Sources tell me that credible efforts were made to seal off the intelligence community data by making the hardware and software incompatible with civilian computing systems. Suggestions were made to insure every copy of data was overseen by a highly placed security officer within the organization and the copy and transmit functions separated and monitored. Inventory control systems were to be set up to track all copies of data to prevent leakage. These recommendations were put forth by the late James Angleton himself.
Alas, the protocol was rejected due to cost considerations. And that begs the question, what has been the monetary cost of Snowden’s leaks? I understand that many of the world’s intelligence agencies are reverting to a more pen and paper oriented system to prevent these large scale information transfers. “This fiasco is the direct result of ‘false economies’ in the national security field. Typewriters, hard copies and file cabinets are expensive and inefficient, but comparatively difficult to penetrate. Computers, on the other hands, are cheaper in the short term – and far more efficient – but a single compromise can be catastrophic,” to quote a well-placed source.
Wall Street has been using biometrics for years for access to its trading systems. Does the intelligence community need a profit motive in order to secure its data? Does it take millions of dollars of profit on the line to ensure secrecy? Any trader that has used a Bloomberg system will be familiar with this concept.
The real issue however is accountability. We have seen this problem over and over again with this administration.
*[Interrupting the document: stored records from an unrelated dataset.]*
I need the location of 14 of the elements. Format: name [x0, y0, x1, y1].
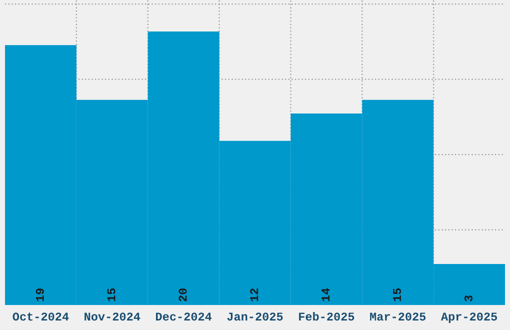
data-label: 19	[36, 288, 44, 302]
data-label: 14	[322, 288, 330, 302]
data-label: 15	[393, 288, 402, 302]
x-tick-label: Nov-2024	[84, 312, 140, 321]
x-tick-label: Dec-2024	[156, 312, 212, 321]
data-label: 3	[464, 295, 472, 302]
x-tick-label: Feb-2025	[299, 312, 354, 321]
data-label: 15	[107, 288, 116, 302]
data-label: 12	[250, 288, 258, 302]
x-tick-label: Apr-2025	[440, 312, 498, 323]
x-tick-label: Mar-2025	[370, 312, 426, 321]
x-tick-label: Oct-2024	[12, 312, 69, 321]
data-label: 20	[178, 288, 187, 302]
x-tick-label: Jan-2025	[227, 312, 283, 321]
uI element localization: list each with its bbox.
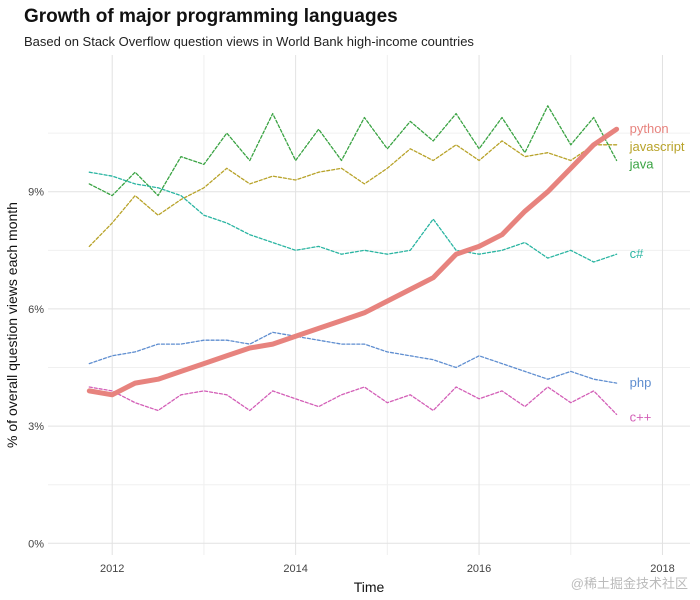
series-label: php <box>630 375 652 390</box>
series-line-csharp <box>88 171 618 263</box>
series-line-cpp <box>88 386 618 416</box>
y-tick-label: 0% <box>28 538 44 550</box>
y-tick-label: 3% <box>28 421 44 433</box>
series-line-java <box>88 105 618 197</box>
series-label: java <box>629 156 655 171</box>
watermark: @稀土掘金技术社区 <box>570 576 688 591</box>
x-tick-label: 2012 <box>100 563 124 575</box>
series-line-python <box>86 126 620 398</box>
series-labels: python javascript java c# php c++ <box>629 121 685 424</box>
y-tick-label: 9% <box>28 187 44 199</box>
chart-title: Growth of major programming languages <box>24 6 398 27</box>
series-label: python <box>630 121 669 136</box>
grid <box>48 55 690 555</box>
series-label: javascript <box>629 139 685 154</box>
axis-ticks: 0% 3% 6% 9% 2012 2014 2016 2018 <box>28 187 675 575</box>
y-tick-label: 6% <box>28 304 44 316</box>
x-tick-label: 2016 <box>467 563 491 575</box>
x-tick-label: 2014 <box>283 563 307 575</box>
chart-subtitle: Based on Stack Overflow question views i… <box>24 34 474 49</box>
series-line-javascript <box>88 140 618 248</box>
y-axis-title: % of overall question views each month <box>4 202 20 448</box>
series-line-php <box>88 331 618 384</box>
series-lines <box>86 105 620 416</box>
x-tick-label: 2018 <box>650 563 674 575</box>
x-axis-title: Time <box>354 579 385 595</box>
series-label: c++ <box>630 409 652 424</box>
series-label: c# <box>630 246 645 261</box>
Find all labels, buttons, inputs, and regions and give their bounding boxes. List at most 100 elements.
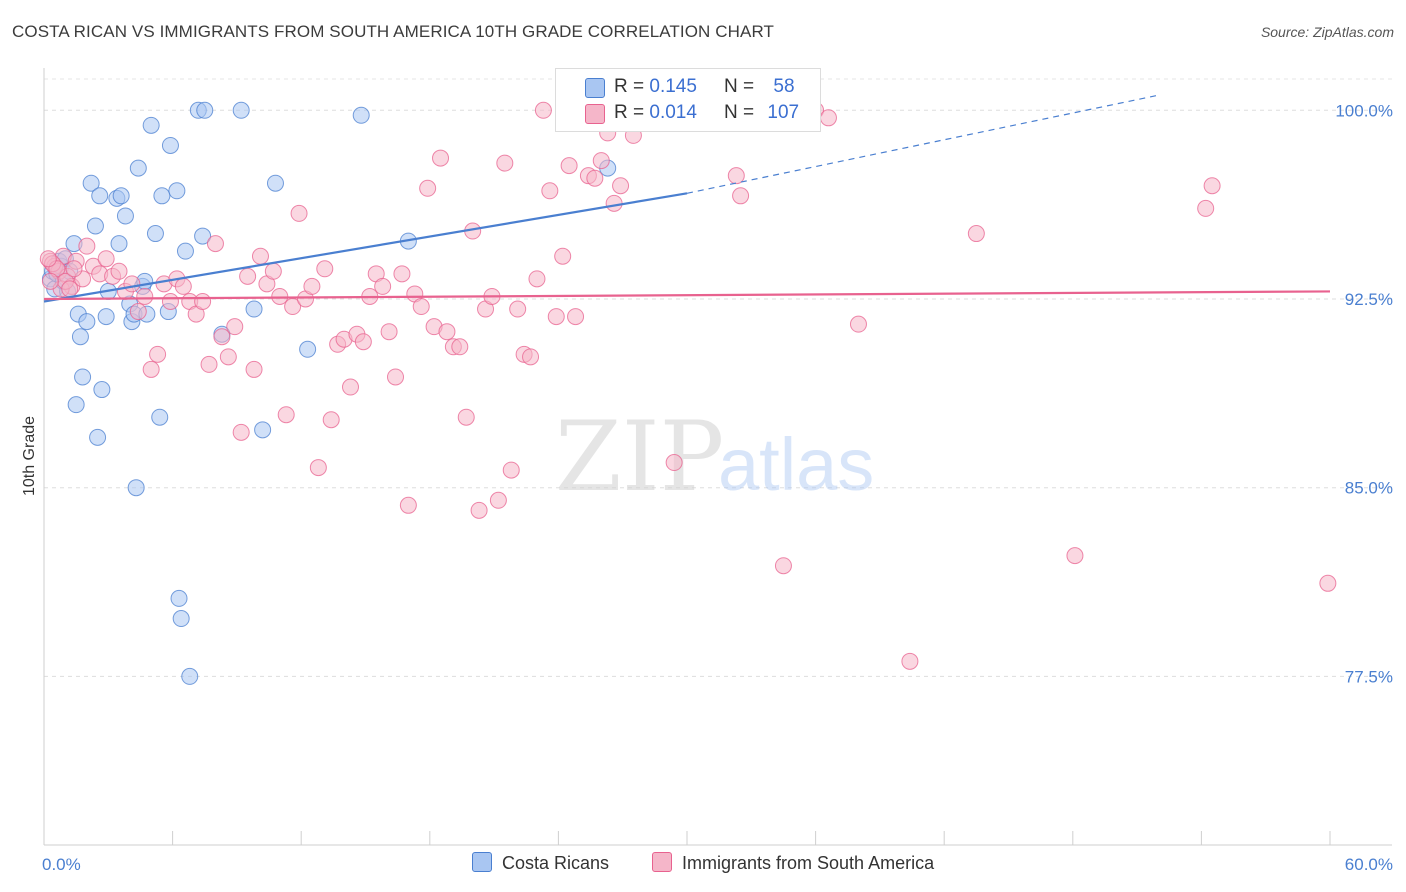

Illegal behavior is condoned and even promoted. There certainly has been no public accountability for the Benghazi killings, the IRS scandal, the Snowden failure, the Fast and Furious failures, the Obamacare incompetence, targeting the free press, and many others. Without timely accountability, you create a moral hazard that facilitates more corrupt behavior.
And yes, this goes all the way to the top. If the president is not accountable for this episode, is he accountable for anything on his watch? Or does the repetition of Schultz from Hogan’s Heros let him off the hook? “I knew nothing!”
Perhaps information will come out in the future about how heads rolled from the top to bottom in the National Security Agency in response to the Snowden fiasco. I’m holding my breath.